Em seminário em Brasília sobre “ativismo judiciário”, o ministro Gilmar Mendes, do Supremo Tribunal Federal (STF), afirmou que juízes se deixam influenciar pela mídia ao decidir e deixam a lei de lado. Responsável por decisões que retiraram da prisão preventiva uma série de investigados nos desdobramentos da Lava Jato no Rio de Janeiro, Mendes afirmou que “quem decide habeas corpus tem que nadar contra a corrente em determinados momentos”.
“Quem decide reconhecendo direitos, é óbvio que está decidindo a mais das vezes contra a opinião pública. É evidente. Os direitos fundamentais em geral, a sua segurança, a sua garantia, se faz às vezes de forma mal compreendida”, disse Gilmar Mendes no “Seminário Independência e Ativismo Judicial: Desafios Atuais”, promovido pelo Superior Tribunal de Justiça (STJ).

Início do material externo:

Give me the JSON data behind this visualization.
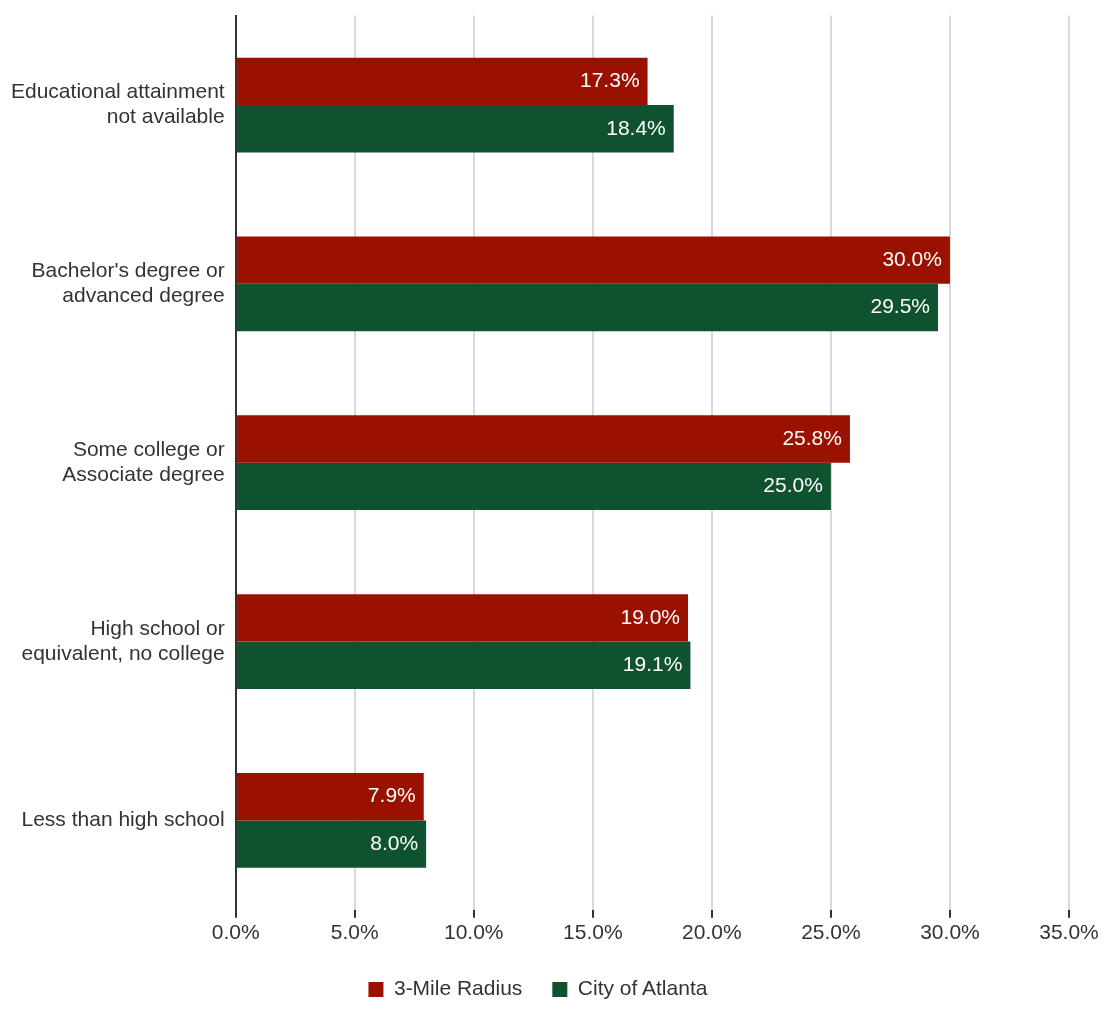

O ministro afirmou que, ao fazer-se a defesa de direitos de forma conservadora, está-se “protegendo aquele indivíduo que nos apedreja”. Segundo ele, “quando se cria Estado autoritário, com excesso de prisão preventiva, se esquece que a próxima vez será daquela pessoa”.
“Temos que atender a imprensa. O que ela espera de nós. Isso também é uma forma de ativismo. Eu saio da lei e deixo de adotar esses critérios. Por quê? Porque eu tenho que atender essa ânsia. Isso passa a ser um grave problema também. Eu passo a ver para fora, como os outros vão me avaliar. O critério da lei eu já deixei de lado.”
“Nadar contra a corrente não é apenas uma sina nossa, é nosso dever. Se nós estivermos sendo muito aplaudidos porque estamos prendendo muito ou negamos habeas corpus, desconfiemos. Nós não estamos fazendo bem o nosso job (trabalho)”, afirmou.
Segunda instância
Gilmar Mendes citou a Operação Lava Jato como motivo para alterar a jurisprudência do STF que permite à Justiça determinar o início do cumprimento da pena logo após a condenação na segunda instância.
“A prisão em segundo grau, no contexto da Lava Jato, tornou-se algo dispensável. Passou a ocorrer-se a prisão provisória de forma eterna, talvez até com objetivo de obter delação. Aí vem a sentença de primeiro grau, e com sentença de segundo grau iniciava a execução. É preciso saber ler estrelas. Ou se muda isso ou se empodera de maneira demasiada a Justiça de primeiro grau e o MP (Ministério Público) em detrimento das outras cortes”, disse o ministro do STF.
Segundo Gilmar, sem a revisão da prisão em segunda instância, o papel do Supremo e do STJ fica reduzido na garantia dos direitos do cidadão. “Se tem quase uma demissão nossa”, disse Gilmar, sobre o tema.
Opinião
Gilmar Mendes afirmou, também, que “quem muda de opinião de acordo com o interlocutor obviamente não será um bom juiz”. Em outubro, um colega de Mendes no Supremo, o ministro Luís Roberto Barroso, afirmou a ele que “vossa excelência vai mudando a jurisprudência de acordo com o réu”.
Sobre o tema do “ativismo judiciário”, discussão central do evento, Gilmar Mendes afirmou que “há um erro de conceito quando se imagina que o ativismo é sempre uma mensagem de vanguarda”. “Até porque esse conceito é relacional. Ativismo em relação a que, a que tipo de política? E isso precisa ser colocado em análise. Por outro lado não podemos esquecer a que o nosso lastro, nosso ethos, está na aplicação da lei de forma independente, de forma imparcial”, completou.